Kombat Kuality: No. The fighting is bad. You fight with a staff and you have weak and strong attacks. But you don't mix them up in wacky combinations, you do weak, weak, weak, strong. And that is IT. You never do anything else. You CAN, but it doesn't do anything special, it's just individual attacks if you don't follow the basic combo. Aside from that, you can shoot laser beams at guys, but there's limited ammo for that, so you never do it outside of specific scenarios because you never know when you'll get more ammo. And since there's no re-visiting areas, or exploring, there is a fixed ammo supply. I hate that.
Story Stupid? Meh. Mediocre. Very very sexist story to be sure with the damsel in distress who constantly screws everything up, but otherwise semi-sorta-interesting. What's strange is that there is kind of a big twist to the story, but the entire twist is contained in the final cutscene. They really needed some stuff to build up to this twist (well, there are these flashes you get, and you wonder why, but that never builds up towards anything, it's just a total mystery until the final scene explains it bluntly). It felt weird. It seemed like any other game would have peppered in clues, and then had the revelation happen over the course of the final level in pieces, to make the final showdown meaningful.

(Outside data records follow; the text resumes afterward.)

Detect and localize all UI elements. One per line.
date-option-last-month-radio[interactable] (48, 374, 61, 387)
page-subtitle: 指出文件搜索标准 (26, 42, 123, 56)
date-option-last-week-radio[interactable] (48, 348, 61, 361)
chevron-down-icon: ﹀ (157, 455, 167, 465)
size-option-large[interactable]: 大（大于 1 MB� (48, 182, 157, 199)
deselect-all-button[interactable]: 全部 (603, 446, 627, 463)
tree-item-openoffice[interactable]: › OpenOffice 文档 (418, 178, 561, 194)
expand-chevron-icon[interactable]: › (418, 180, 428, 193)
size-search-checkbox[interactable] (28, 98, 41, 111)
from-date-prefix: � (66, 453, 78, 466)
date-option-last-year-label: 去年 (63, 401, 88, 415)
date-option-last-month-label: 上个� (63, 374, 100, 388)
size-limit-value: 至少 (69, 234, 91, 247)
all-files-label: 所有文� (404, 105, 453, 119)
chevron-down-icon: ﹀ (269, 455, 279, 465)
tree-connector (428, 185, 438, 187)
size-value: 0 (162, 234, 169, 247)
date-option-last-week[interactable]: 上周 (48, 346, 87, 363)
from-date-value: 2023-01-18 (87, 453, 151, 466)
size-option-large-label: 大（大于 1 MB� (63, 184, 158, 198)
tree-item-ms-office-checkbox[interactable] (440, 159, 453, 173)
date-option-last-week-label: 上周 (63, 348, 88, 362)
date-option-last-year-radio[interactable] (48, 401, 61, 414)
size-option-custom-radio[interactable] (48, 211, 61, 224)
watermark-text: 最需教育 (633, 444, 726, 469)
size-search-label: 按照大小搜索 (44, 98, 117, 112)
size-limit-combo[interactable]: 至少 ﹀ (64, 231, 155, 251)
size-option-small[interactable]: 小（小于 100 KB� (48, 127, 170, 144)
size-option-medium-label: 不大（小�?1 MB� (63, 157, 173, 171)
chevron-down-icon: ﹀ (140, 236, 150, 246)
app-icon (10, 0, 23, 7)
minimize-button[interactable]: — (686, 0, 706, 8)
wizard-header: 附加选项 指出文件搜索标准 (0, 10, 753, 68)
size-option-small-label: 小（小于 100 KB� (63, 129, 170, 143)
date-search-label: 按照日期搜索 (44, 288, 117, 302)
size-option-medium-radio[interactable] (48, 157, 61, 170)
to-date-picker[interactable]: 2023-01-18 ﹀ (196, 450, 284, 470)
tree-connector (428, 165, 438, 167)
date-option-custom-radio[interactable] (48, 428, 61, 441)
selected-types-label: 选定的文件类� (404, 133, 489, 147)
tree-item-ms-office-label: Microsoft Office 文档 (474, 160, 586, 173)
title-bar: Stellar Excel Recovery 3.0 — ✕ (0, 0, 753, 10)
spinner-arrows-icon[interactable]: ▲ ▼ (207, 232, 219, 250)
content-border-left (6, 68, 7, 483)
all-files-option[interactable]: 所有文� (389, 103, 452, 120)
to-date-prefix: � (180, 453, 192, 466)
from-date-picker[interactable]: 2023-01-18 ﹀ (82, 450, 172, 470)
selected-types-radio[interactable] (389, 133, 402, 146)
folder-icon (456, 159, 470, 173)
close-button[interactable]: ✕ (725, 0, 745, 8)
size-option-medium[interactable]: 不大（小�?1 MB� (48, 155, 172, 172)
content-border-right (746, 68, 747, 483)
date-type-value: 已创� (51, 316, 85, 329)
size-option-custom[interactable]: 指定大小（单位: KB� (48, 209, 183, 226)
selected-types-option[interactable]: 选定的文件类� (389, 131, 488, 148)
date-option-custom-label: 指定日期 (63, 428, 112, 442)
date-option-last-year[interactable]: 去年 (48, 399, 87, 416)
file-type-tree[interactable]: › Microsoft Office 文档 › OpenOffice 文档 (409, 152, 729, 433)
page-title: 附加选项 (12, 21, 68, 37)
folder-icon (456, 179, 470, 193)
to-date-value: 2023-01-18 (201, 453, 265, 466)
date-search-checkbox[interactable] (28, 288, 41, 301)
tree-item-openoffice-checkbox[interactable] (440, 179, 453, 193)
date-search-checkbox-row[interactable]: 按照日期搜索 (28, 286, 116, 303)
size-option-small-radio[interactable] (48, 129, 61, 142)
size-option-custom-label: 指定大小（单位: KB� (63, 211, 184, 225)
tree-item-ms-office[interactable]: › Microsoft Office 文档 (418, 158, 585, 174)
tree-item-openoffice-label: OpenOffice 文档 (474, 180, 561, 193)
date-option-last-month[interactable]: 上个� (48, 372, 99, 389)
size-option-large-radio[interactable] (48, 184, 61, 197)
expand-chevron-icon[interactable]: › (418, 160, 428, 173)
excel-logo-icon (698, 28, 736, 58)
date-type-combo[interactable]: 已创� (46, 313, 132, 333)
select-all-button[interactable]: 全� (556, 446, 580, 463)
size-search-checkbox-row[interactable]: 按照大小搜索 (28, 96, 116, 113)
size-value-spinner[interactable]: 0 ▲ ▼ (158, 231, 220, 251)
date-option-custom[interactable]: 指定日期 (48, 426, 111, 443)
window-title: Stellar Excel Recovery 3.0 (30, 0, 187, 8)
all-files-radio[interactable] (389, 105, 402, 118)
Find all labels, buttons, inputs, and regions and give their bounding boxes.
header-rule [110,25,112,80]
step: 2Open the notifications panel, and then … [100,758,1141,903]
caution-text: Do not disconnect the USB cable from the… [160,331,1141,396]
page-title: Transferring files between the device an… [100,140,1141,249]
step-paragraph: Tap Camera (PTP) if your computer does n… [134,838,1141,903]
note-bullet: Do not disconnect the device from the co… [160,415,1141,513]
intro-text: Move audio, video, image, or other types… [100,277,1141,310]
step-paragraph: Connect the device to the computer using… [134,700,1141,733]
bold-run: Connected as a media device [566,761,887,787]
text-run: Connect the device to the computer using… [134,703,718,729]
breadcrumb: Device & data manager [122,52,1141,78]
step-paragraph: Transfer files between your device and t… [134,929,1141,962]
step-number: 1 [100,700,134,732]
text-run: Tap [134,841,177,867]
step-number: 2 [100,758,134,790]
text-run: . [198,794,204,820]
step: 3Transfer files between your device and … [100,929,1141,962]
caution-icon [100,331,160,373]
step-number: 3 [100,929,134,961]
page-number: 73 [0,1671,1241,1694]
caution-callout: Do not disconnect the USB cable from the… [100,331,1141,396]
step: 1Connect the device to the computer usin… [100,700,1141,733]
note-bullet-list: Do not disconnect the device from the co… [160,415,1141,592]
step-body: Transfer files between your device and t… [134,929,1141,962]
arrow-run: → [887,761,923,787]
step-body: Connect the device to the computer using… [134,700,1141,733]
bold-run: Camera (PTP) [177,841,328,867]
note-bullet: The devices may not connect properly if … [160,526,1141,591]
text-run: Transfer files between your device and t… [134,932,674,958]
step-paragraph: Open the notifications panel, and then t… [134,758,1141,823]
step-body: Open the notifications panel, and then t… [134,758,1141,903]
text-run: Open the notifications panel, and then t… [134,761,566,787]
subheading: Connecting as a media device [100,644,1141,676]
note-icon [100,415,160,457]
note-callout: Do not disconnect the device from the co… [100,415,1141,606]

In fact, the 'final boss' in this game is basically the usual second-to-last boss of a game. Sort of a big showdown to get you into the throne room, where you would normally have an ultimate battle. Only in this one, there's no battle in there, just the last cut-scene. Last remark: the ending also kind of cuts itself off - it seems like it should have a big choice between one ending and another, but then it just picks one, and you never know what could've happened.
Wrapid Wrap-Up: I kept playing this game to the end. I didn't really want to, as the leveling-up is pointless, and the gameplay was never quite fun, but it was never bad enough that I didn't want to reach the conclusion. It did manage to pull me on with the mystery - I wanted to know what was going on. I was tempted to go to Youtube to find out, but finding the 'solution' to each battle was just barely interesting enough to keep me playing (the most helpful thing was looking in a FAQ to see how many chapters there were, so I kept thinking I was close enough I might as well finish). Not a
terrible game but truly truly a mediocre one.
Super Score: 57/100 Illogical Technologies.